The other major timing related influence in these motors is called armature "reactance." It's unrelated to the similar sounding armature reaction. Basically, it is the effect caused by the inductance of the motor windings and the fact that the commutation process causes the current to change rapidly at the point where the brushes are shorting two adjacent comm segments. This effect tends to limit the maximum RPM that the motor can achieve. Advancing the timing sets up a situation where adjacent poles can actually aid in the reversal of current process for a small portion of the commutation cycle. (It's somewhat similar the effect that a hot camshaft with a small amount of exhaust cycle overlap can aid in drawing in the fuel-air mixture for the next cycle.) This is why slot car motors with advanced timing tend to achieve higher RPMs, at least in low load situations.

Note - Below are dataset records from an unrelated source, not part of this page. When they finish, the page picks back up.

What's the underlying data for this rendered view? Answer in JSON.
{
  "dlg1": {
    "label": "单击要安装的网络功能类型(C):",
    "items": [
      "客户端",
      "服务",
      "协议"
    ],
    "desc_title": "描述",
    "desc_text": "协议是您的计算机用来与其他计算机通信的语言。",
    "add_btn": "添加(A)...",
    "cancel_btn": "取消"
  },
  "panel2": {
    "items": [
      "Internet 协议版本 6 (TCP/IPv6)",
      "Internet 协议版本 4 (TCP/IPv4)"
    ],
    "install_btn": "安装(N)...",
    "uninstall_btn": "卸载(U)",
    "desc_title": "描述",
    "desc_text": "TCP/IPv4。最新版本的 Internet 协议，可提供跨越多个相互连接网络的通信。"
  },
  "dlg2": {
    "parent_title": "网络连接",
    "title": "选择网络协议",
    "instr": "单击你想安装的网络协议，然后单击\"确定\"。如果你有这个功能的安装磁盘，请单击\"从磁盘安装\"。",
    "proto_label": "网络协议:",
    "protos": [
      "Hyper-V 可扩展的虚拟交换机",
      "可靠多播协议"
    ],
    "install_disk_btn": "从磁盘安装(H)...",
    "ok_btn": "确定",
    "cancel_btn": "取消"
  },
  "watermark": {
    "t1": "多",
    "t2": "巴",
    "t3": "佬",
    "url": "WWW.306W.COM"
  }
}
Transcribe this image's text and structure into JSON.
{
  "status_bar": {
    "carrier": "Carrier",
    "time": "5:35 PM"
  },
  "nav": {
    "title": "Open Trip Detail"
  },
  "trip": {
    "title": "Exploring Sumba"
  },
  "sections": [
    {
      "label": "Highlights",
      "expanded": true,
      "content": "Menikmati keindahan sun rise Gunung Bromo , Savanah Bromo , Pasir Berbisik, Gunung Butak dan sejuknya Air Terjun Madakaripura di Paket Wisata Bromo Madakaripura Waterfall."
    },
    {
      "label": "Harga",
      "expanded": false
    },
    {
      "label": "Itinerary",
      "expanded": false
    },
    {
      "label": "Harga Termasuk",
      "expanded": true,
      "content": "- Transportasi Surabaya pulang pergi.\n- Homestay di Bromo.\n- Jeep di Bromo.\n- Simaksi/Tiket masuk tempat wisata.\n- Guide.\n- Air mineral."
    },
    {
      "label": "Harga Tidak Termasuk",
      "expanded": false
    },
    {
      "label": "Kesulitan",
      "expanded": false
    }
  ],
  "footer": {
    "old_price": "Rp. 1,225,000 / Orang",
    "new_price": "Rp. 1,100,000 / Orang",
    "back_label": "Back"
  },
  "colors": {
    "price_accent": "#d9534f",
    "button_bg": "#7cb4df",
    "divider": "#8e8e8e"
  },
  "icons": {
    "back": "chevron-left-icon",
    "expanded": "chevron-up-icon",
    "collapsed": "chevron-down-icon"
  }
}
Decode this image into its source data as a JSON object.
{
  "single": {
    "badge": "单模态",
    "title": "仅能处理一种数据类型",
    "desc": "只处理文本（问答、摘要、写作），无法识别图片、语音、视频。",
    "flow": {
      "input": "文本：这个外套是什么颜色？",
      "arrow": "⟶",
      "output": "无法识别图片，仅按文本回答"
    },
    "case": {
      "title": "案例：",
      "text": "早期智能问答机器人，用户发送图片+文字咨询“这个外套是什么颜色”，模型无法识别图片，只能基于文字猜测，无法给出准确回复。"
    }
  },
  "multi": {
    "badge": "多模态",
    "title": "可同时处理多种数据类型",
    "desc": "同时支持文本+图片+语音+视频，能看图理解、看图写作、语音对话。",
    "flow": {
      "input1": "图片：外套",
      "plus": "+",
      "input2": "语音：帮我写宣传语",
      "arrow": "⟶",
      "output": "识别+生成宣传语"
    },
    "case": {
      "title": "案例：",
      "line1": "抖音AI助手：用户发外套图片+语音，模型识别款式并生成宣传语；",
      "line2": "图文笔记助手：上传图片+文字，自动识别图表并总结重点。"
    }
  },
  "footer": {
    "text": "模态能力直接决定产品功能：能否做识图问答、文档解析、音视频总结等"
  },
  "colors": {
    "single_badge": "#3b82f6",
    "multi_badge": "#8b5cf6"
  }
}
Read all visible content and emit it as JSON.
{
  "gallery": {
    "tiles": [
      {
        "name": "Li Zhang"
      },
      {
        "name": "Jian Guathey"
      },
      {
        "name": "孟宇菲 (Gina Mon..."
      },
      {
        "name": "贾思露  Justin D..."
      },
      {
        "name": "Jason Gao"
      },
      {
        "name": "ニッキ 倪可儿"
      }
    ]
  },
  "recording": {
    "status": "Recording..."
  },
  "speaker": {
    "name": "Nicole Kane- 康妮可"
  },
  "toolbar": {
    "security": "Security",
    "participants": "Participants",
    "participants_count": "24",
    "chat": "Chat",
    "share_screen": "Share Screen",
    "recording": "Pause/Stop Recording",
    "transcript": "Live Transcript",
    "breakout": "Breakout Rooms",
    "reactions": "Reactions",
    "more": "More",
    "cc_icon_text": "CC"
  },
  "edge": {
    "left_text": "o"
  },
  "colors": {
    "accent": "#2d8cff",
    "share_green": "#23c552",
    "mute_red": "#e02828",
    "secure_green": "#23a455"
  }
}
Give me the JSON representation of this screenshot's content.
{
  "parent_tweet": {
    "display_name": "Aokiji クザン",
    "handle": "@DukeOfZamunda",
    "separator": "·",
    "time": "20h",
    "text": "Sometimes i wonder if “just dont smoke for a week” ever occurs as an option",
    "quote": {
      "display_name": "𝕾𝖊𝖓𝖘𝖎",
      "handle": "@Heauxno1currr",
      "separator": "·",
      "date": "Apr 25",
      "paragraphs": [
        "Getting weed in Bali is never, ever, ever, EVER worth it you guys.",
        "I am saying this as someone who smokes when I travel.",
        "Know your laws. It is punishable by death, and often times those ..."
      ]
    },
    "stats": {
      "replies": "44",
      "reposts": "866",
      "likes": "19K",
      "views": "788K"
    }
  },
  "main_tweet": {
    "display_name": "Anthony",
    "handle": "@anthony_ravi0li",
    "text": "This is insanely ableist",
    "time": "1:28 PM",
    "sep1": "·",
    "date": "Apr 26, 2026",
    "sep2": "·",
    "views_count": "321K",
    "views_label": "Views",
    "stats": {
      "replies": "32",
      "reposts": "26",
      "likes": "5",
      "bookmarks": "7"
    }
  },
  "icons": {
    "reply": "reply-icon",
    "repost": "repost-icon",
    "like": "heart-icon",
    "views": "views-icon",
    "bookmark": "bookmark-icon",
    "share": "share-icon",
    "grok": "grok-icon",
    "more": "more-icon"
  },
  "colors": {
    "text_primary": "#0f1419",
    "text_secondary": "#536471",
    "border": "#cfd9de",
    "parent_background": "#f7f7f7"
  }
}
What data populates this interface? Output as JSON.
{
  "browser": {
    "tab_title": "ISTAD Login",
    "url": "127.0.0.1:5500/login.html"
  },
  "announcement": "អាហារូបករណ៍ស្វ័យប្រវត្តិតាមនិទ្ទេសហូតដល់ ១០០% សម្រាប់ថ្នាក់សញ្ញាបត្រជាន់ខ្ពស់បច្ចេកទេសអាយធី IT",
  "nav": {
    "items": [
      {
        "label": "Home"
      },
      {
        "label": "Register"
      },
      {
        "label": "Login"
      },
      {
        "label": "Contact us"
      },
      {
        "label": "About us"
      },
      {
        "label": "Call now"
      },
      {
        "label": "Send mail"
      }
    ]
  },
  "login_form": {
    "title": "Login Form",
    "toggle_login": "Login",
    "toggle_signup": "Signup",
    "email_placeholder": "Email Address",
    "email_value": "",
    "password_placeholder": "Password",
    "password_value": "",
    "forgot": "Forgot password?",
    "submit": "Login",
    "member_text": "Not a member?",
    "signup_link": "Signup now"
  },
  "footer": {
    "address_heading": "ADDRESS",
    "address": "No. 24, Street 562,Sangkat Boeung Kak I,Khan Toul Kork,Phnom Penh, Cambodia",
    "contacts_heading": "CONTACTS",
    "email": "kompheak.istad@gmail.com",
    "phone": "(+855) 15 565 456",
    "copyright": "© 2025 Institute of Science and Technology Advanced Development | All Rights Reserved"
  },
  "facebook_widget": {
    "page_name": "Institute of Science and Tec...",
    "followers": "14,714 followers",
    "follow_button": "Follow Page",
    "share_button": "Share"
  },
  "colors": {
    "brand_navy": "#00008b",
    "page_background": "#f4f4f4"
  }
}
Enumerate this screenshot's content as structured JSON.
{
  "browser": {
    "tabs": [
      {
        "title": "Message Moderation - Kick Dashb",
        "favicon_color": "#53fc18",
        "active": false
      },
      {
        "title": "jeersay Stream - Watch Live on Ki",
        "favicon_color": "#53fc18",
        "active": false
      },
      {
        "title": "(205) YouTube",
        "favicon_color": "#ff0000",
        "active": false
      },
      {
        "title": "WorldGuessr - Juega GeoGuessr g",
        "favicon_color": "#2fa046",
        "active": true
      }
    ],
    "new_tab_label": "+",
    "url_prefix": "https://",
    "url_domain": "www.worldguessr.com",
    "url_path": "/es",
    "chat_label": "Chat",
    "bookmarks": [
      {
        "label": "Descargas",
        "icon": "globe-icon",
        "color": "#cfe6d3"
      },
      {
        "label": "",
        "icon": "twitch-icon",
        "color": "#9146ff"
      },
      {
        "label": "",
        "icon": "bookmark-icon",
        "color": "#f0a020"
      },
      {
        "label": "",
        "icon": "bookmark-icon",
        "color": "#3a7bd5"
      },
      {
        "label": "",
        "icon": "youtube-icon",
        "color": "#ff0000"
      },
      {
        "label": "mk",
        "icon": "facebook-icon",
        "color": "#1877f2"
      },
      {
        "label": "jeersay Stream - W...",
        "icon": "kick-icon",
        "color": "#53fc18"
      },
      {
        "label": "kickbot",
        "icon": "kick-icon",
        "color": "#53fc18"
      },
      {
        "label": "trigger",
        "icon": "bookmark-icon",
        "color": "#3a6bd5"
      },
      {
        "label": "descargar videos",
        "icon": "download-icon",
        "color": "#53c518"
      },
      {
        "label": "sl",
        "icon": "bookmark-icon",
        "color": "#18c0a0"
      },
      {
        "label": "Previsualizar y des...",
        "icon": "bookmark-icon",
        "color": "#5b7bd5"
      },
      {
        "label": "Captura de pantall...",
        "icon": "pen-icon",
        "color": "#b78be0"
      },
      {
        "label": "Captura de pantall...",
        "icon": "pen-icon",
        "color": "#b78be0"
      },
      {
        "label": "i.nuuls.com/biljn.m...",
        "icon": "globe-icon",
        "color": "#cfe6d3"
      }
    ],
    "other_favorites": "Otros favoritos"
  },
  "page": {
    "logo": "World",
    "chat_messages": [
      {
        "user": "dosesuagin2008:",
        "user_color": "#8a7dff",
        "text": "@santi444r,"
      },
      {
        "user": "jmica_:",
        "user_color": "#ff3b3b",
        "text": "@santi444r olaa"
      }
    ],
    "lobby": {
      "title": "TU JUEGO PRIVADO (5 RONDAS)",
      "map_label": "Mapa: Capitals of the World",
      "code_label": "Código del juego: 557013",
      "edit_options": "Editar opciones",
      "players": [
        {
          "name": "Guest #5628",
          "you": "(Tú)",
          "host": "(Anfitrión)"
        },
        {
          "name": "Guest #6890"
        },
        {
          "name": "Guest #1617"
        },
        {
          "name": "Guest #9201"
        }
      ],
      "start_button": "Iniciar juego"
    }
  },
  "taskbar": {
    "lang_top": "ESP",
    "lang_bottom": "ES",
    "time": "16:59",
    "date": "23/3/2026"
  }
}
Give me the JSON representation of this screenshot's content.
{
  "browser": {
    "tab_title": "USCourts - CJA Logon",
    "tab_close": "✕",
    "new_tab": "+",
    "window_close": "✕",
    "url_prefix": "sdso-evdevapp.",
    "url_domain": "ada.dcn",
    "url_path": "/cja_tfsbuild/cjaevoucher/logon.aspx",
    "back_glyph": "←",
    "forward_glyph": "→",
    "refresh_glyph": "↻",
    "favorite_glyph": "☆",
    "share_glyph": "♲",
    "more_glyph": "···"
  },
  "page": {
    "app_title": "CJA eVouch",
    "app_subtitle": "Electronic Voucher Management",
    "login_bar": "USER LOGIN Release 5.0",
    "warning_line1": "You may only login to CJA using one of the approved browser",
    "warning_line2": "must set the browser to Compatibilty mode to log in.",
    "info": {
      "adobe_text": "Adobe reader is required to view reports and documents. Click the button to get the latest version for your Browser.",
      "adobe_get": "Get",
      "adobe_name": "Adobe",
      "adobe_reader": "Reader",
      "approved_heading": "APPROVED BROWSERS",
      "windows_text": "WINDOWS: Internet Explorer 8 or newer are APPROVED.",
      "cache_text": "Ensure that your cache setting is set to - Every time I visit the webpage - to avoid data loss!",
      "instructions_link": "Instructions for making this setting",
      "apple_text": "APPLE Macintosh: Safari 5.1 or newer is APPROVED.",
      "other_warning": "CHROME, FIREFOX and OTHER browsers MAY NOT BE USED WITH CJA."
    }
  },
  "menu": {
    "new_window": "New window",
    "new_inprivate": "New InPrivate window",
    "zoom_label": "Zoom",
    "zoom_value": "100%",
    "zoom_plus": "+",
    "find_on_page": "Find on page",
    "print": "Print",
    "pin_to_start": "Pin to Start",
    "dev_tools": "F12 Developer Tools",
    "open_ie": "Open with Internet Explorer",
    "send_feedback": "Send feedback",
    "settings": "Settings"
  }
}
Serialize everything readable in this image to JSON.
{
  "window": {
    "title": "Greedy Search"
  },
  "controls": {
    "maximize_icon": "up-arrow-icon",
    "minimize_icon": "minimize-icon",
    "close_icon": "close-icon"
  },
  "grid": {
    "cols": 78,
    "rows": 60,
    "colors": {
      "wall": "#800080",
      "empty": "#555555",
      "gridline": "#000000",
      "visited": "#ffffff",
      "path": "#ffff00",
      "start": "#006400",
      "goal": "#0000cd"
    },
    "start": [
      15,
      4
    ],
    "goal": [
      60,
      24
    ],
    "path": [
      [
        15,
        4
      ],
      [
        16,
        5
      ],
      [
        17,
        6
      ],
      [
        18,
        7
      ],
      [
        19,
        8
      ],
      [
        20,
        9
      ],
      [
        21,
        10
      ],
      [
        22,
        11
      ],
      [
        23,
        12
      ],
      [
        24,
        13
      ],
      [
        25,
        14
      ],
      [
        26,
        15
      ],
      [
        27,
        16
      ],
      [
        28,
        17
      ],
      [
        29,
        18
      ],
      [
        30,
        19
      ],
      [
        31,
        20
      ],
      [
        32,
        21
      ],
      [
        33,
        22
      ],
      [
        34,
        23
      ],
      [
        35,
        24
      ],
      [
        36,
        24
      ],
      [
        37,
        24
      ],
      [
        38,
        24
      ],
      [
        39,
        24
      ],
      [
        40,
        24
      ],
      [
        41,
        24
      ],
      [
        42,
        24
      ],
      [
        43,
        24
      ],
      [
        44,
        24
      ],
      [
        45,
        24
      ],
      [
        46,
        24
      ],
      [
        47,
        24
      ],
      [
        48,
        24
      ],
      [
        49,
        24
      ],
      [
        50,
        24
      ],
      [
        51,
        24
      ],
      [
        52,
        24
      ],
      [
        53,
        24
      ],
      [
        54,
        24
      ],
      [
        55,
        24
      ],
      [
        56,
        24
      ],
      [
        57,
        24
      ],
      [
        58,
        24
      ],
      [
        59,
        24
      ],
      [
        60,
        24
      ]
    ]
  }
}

Once you place any motor under load and the armature current increases you then have to deal with armature reaction. So you can see that there's at least a few very non-trivial things happening when you start playing around with your motor timing. And this is just the tip of the iceberg.

Thanks for the great responses guys.Very educational stuff.

So I did about 1500 laps with a couple of G+ cars the other night.With the timing all three ways,and I definetly got a feel for what the different settings do.
Over the last month or so,I have done a pretty good sampling of all of the different types of cars that are out there.I'll always love T Jets,as they are the ones that brought me to the dance some 35+ years ago.They're my roots so to speak.
But out of all of the post t jet cars I have driven,I will have to say that I like the G+ the best.I think they are a good combo of screaming speed,with just enough magnet to keep them to the track,but still require a bit of driving skill to keep them to the track.
I have more questions,but I'll start other threads for those.

Thanks again guys.Much appreciated.

Mike